Il était resté pour la prise de sang. L’admission d’un nouveau patient l’avait contraint à attendre, au cas où il pourrait l’identifier. Il s’était couché à plus d’une heure du matin.
Colin lui tendit une papillote et insista pour qu’il fît claquer le pétard et lût la devinette écrite sur le bout de papier sulfurisé : « Que peut-on dire du propriétaire d’une station-service qui fait les cent pas devant chez, lui ?
Qu’il marche à côté de ses pompes. »
Finalement, Colin s’assit sur le sol et ouvrit ses paquets. Les savonnettes eurent beaucoup de succès.
— Regardez, fit-il en tirant la langue. Elles changent de couleur.
Ainsi que ses dents et ses lèvres.
Le livre parut lui faire plaisir, même s’il sautait aux yeux que l’absence d’holos le décevait. Il feuilleta les pages, pour répertorier les illustrations.
— Voyez un peu ça !
Il montra une image à Dunworthy qui dormait toujours à moitié.

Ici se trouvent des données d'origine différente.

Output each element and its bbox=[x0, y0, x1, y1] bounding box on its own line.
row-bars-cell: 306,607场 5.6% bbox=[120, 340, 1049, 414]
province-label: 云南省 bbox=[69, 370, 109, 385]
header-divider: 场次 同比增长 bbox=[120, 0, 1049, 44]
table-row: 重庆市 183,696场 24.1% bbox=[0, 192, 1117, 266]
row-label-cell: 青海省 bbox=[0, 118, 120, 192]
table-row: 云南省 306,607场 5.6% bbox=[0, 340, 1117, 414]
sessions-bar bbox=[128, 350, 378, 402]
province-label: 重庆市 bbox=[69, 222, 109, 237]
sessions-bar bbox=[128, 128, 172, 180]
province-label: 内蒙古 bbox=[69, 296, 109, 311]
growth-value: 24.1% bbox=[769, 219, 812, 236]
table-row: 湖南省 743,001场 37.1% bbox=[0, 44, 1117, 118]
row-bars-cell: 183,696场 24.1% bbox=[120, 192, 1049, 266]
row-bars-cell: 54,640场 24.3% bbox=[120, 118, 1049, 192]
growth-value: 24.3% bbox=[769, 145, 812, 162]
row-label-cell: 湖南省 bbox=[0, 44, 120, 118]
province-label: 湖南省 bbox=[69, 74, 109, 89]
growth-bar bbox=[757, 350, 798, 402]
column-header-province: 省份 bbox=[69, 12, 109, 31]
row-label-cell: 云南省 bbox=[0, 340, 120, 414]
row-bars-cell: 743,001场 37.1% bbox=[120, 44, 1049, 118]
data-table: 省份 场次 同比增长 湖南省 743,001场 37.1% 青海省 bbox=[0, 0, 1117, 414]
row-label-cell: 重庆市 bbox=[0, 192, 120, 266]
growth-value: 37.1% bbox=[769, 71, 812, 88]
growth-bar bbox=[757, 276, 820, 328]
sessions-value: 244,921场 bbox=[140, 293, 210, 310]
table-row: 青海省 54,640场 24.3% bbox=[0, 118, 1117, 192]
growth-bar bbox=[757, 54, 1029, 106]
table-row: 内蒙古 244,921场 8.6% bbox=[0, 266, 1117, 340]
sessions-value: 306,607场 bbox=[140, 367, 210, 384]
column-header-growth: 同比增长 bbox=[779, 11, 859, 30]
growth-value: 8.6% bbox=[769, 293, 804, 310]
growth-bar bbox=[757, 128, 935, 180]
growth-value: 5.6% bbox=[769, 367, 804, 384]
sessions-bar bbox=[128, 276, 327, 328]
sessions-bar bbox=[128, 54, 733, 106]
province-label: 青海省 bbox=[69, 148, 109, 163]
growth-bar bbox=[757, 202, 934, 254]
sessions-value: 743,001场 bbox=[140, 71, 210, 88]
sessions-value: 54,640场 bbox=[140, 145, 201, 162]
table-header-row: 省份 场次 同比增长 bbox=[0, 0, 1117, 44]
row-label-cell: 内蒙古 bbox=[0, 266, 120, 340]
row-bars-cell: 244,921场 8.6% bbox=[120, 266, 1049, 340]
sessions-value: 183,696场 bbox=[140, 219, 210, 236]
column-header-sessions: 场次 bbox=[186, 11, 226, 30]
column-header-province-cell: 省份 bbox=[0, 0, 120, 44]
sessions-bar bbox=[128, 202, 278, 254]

C’était la tombe d’un chevalier. Les traits et la position du gisant en armure évoquaient le repos éternel mais dans une niche qui ressemblait à une lucarne ouverte sur le côté du caveau était représenté un cadavre qui se débattait. Des lambeaux de chair se détachaient du corps, les mains du squelette se recourbaient telles des serres et le visage n’était plus qu’un crâne aux orbites vides. Des vers grouillaient entre ses jambes et sur son épée. « Oxfordshire, v. 1350, disait la légende. Exemple de décoration funéraire macabre fréquente après l’épidémie de peste bubonique. »
— Apocalyptique, pas vrai ? commenta Colin, visiblement aux anges.
Il fit même semblant d’être content du cache-nez.
— C’est l’intention qui compte, non ? Je le mettrai pour rendre visite aux malades. Ils ne prêteront pas attention à mon apparence.
— Rendre visite à quels malades ? voulut savoir Dunworthy.
Colin se leva et alla fouiller dans son sac.
— Hier soir, le vicaire m’a demandé d’aller voir des gens, de leur apporter des médicaments.
Il en sortit un sachet en papier.
— Votre cadeau. Je n’ai pas pu l’envelopper parce que votre secrétaire dit qu’il faut économiser le papier.
Dunworthy plongea la main dans le sachet. Il contenait un petit calepin rouge.
— C’est un agenda, expliqua Colin. Vous pourrez cocher les jours jusqu’au retour de cette fille.
Il ouvrit la première page.
— J’en ai choisi un où il y avait aussi le mois de décembre de cette année.
— Je suis très touché. C’est vraiment trop gentil, affirma Dunworthy.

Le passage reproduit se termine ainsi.